Data were analyzed using version 24 of the Statistical Package for Social Sciences (SPSS) program. Results to suggest the MCQ’s internal consistency show a Cronhach’s alpha value of .825 (target > .70). Pearson’s correlation coefficient showed a strong positive correlation between Time 1 and Time 2 (r = .769, p < .001). Discriminant validity between the MCQ and MDS-R was evaluated by calculating Pearson’s correlation coefficients; results showed a weak negative relationship between the MCQ and MDS-R frequency (r = -.193, p = .055) and no relationship between the MCQ and MDS-R intensity (r = .085, p = .402).
Discussion
These results support further psychometric testing of the MCQ. Future data analyses include exploratory factor analysis (EFA).
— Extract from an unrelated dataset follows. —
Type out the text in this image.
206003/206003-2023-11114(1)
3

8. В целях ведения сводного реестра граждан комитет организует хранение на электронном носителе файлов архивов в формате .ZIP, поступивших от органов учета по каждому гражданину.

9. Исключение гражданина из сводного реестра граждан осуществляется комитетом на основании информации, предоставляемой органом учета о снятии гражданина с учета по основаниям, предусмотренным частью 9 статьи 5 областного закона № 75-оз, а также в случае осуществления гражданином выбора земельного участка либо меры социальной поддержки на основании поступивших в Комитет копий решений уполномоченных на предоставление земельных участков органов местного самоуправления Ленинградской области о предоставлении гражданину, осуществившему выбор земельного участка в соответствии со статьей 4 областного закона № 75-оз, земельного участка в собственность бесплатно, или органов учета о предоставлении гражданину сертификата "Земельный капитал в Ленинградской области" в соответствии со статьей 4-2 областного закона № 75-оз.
After EFA has been conducted, future plans for psychometric evaluation includes reliability and validity testing, including confirmatory factor analysis (CFA), in a larger sample of 300. CFA will include development and testing of a theoretical mapping of factors derived from the EFA. Recruitment plan includes collaborating with nursing organizations, such as American Nurses Association, Florida Nurses Association, Sigma Theta Tau International, and American Association of Critical Care Nurses, to send electronic mail recruitment letters to its members and post recruitment information on their website bulletin boards.
Conclusion
MD is a serious issue that negatively impacts nurses and the work environment, potentially jeopardizing patient safety. Gaining further understanding of MC may provide knowledge for preventing or decreasing MD. At present, there is no measure for MC therefore a new one has been developed. Establishing reliability and validity of the new Moral Comfort Questionnaire will provide a measure for use in future research studies designed to further our understanding of MC in nurses and investigate strategies to prevent MD.